With the announcement of Justice Stevens's retirement calls immediately went up that Obama should nominate someone outside the limited pool of sitting federal appellate judges. Since 1972, when Richard Nixon named William Rehnquist and Lewis Powell, every successful nominee since has been a circuit court judge with the exception of Sandra Day O'Connor, who came from a state court. The Supreme Court used to be populated with people who had extensive political experience—former senators like Hugo Black, governors like Charles Evans Hughes and Earl Warren, or attorneys general like Robert Jackson or Frank Murphy—people who understood the political nature of government and the effect that their decisions would have on the other branches of government. Some critics charge that the reliance of appellate court background has yielded benches that are ignorant and indifferent to the balance that should be maintained between the states and the federal government, and between the judiciary and the other branches of government.

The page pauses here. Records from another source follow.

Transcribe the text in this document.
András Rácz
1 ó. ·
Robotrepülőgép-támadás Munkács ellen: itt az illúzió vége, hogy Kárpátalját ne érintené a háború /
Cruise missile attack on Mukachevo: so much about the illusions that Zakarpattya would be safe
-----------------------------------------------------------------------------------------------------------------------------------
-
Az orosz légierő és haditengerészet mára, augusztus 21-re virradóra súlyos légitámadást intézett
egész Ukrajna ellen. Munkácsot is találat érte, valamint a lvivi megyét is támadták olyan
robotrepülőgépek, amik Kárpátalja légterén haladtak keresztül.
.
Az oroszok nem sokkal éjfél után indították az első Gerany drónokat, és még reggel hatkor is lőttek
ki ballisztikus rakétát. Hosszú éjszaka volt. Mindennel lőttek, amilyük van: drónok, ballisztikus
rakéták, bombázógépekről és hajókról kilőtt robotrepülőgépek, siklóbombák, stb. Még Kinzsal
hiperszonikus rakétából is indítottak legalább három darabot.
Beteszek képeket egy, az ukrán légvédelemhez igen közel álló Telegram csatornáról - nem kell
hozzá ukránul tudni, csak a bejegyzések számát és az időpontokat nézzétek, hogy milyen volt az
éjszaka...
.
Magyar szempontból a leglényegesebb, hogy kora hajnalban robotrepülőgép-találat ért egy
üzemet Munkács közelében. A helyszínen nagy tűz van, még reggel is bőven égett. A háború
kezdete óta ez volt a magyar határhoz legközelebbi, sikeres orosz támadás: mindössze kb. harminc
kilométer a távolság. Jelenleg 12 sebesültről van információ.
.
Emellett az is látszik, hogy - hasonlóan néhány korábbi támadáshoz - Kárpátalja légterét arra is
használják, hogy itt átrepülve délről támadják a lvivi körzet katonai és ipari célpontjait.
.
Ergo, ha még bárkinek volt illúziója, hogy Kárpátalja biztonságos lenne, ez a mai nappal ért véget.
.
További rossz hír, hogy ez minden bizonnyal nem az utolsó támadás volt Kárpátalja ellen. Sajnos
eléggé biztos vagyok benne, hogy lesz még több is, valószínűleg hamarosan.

Obama chose a person without prior judicial experience, a fact that Republican members of the Senate jumped on as a reason to vote against her—mainly because they could not come up with anything else in her background that provided a reason why she should be denied confirmation. Elena Kagen was born in New York City in 1960, the daughter of a school teacher and an attorney. She attended Princeton, Oxford, and the Harvard Law School, and clerked for Thurgood Marshall at the Supreme Court. She began her career as a professor at the University of Chicago Law School, where she met Barack Obama, and from there went to Washington where she served as an associate White House counsel and later as policy advisor under President William Clinton. Clinton nominated her to the Court of Appeals for the D.C. Circuit, but Republicans in the Senate tied up her nomination, and in 1999 Kagan went to the Harvard Law School. She became its first woman dean in 2003. She took over a fractious school, and people on all ideological fronts commended her for her fairness. She lured some conservative scholars, such as Cass Sunstein, to Cambridge, giving the law school a more balanced approach.
From the viewpoint of conservative senators, her most heinous action at Harvard was upholding a policy she had inherited banning military recruiters from campus so long as the armed forces discriminated against gays. As she explained, Harvard had to follow the policy of the Association of American Law School that prohibited recruiting by firms or other organizations that discriminated. After the Supreme Court held that law schools could not ban military recruiters she opened the school, but continued to be a critic of the "don't ask, don't tell" policy.
Kagen's stint as Solicitor General was not long enough to establish her as one of the great litigators in that office or just as a competent lawyer, but there is no question that she is smart, politically savvy, and able to hold her own in an atmosphere of super-bright people. Liberals are not sure where she stands on many issues, but they hope that she will be able to take on the reining conservative intellect on the Court, Antonin Scalia. Her nomination hearings went fairly smoothly, and while several Republicans tried to depict her as a judicial activist, Democratic senators jumped on them pointing out that the most activist members of the current Court are all Republican nominees. On August 5, 2010 the Senate confirmed her nomination by a vote of 63-37. The vote was along party lines, with only one Democrat voting against her and five Republicans backing her.
In the near future Kagan by herself will not alter the balance on the high court, and expectations are that she will vote pretty much as did her predecessor, aligning with Breyer, Ginsburg, and Sotomayor. But she is only fifty years old, and Obama hopes that she will serve for many years, and during that time her influence and impact on the law will grow.